Owens' most magisterial piece was his seven-man interpretation of "Homeward Bound," a Simon and Garfunkel song that puts the search for settledness foremost, as long as the opportunities for adventure and self-discovery have been adequately explored. In the closing tableau vivante, Noah Trulock's half-dozen confreres point the way forward — and upward.
The final image of "Turn, Turn, Turn" in DK's new show.

Hope similarly animates the program's finale, "Turn, Turn, Turn." Seeger's adaptation of Chapter 3 of Ecclesiastes surmounts the succession of time's vagaries with "a time for peace — I swear it's not too late." It's an idealist's way out of the quagmire in which the Bible's most pessimistic book is set. Memorable in so many ways, Ecclesiastes doesn't want to place its bets on any aspect of human existence. It both recommends laughter and calls it foolish.

In setting this sobering balance, Hochoy allows himself to be more literal than usual, but I think the lyrics compel a visualization of antithetical actions across the breadth of time. You have to show there's a time to cast away stones, and a time to gather stones together, and put corresponding movement of the contrast in the context of time's flow. There's plenty of company along the way, well in advance of Seeger's dream of peace at the end (when Laura Glover's lighting design projects a large peace sign onto the Upperstage floor).

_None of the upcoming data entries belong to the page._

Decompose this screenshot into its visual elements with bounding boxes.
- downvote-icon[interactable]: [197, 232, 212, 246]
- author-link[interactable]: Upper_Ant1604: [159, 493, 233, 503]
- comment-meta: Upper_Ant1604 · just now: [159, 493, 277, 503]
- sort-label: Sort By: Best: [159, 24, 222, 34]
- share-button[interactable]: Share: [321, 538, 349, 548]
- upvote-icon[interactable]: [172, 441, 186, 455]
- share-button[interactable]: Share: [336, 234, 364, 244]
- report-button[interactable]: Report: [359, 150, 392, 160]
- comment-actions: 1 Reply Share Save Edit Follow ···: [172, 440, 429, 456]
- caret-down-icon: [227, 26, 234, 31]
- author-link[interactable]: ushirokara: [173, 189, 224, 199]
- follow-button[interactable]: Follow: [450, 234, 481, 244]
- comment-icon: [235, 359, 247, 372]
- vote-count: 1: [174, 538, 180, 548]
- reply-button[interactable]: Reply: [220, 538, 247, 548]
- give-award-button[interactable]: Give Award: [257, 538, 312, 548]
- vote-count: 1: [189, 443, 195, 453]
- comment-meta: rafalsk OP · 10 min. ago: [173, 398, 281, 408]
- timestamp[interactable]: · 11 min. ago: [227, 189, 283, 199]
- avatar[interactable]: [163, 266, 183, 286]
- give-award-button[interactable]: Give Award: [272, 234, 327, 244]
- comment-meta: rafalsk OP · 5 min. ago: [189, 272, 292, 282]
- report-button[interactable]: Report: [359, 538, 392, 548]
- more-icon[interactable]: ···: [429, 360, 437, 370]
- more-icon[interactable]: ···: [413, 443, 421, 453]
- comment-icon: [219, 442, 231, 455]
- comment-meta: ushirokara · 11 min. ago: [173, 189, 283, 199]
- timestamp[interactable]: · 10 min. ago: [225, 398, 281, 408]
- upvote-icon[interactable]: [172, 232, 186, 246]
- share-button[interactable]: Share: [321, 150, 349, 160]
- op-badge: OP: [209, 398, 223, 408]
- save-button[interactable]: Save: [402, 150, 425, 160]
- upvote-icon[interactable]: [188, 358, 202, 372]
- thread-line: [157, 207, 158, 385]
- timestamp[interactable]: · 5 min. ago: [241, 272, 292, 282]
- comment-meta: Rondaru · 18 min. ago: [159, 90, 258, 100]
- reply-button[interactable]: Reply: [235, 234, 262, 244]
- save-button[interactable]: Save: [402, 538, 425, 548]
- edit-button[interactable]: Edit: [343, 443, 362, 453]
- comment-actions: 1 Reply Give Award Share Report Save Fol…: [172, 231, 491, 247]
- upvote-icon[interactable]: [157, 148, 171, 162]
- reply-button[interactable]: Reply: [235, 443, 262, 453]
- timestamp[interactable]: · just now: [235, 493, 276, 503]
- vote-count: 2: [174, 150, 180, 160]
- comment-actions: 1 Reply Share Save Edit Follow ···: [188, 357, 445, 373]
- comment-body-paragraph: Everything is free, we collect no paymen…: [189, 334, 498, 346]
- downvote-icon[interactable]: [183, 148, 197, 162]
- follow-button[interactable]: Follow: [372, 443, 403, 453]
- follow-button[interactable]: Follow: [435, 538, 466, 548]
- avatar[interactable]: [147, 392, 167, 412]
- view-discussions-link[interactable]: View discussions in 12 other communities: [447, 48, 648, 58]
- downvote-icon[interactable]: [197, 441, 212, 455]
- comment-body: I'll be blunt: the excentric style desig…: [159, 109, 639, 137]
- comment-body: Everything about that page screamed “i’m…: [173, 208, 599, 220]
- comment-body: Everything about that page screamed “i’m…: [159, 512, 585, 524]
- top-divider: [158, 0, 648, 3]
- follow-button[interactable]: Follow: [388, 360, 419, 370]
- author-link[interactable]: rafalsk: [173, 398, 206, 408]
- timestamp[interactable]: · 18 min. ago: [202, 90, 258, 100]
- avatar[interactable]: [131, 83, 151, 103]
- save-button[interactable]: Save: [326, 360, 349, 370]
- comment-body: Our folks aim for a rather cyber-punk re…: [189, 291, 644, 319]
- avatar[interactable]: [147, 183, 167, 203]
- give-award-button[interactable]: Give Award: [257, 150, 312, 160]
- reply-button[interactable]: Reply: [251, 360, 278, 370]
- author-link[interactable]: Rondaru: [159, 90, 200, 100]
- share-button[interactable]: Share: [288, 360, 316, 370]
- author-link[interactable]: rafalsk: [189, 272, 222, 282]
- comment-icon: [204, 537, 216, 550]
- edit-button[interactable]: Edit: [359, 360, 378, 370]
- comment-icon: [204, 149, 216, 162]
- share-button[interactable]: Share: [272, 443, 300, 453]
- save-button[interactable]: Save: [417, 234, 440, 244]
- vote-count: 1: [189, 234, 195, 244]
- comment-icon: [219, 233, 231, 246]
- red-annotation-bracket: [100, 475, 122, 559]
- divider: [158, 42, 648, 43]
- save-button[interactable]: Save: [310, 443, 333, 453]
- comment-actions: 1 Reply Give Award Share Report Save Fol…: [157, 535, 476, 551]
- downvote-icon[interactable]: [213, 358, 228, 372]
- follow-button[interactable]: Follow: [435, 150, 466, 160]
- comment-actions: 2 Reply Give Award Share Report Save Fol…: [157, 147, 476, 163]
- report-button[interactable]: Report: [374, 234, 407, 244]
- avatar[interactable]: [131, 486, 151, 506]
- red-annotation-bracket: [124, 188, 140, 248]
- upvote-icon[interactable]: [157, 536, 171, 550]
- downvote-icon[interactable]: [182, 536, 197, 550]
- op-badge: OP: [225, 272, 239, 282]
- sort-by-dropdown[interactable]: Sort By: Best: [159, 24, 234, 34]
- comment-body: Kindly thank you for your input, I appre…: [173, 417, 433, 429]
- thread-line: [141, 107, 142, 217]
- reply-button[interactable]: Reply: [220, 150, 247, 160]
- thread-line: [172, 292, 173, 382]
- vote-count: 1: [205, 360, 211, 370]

I don't know if Hochoy went back to Ecclesiastes for choreographic ideas, but two passages besides the ones Seeger used leap out at me now. The first is particularly suited to dance, even though repetitions of "Turn, turn, turn" in the song may also account for what the audience sees. Ecclesiastes 1:6 says: "The wind goeth toward the south, and turneth about unto the north; it whirleth about continually, and the wind returneth again according to his circuits."

This is perfect as a descriptor of the parting and coalescing movements of the company in Hochoy's setting of this song. The other passage gets at its emotional heart, helped by Guy Clark's costumes. Ecclesiastes 3:9-11 says:"Two are better than one; because they have a good reward for their labor. for if they fall, the one will lift up his fellow; but woe to him that is alone when he falleth; for he hath not another to help him up. Again, if two lie together, then they have heat: but how can one be warm alone?"

Amen to that. "Voices of a Generation" generates that kind of heat, and deserves to overlay any nostalgia those who attend may harbor for the songs by themselves.




[*This link provides good information on Vitruvian Man; I was more amused than annoyed by the decision to redact his privates.]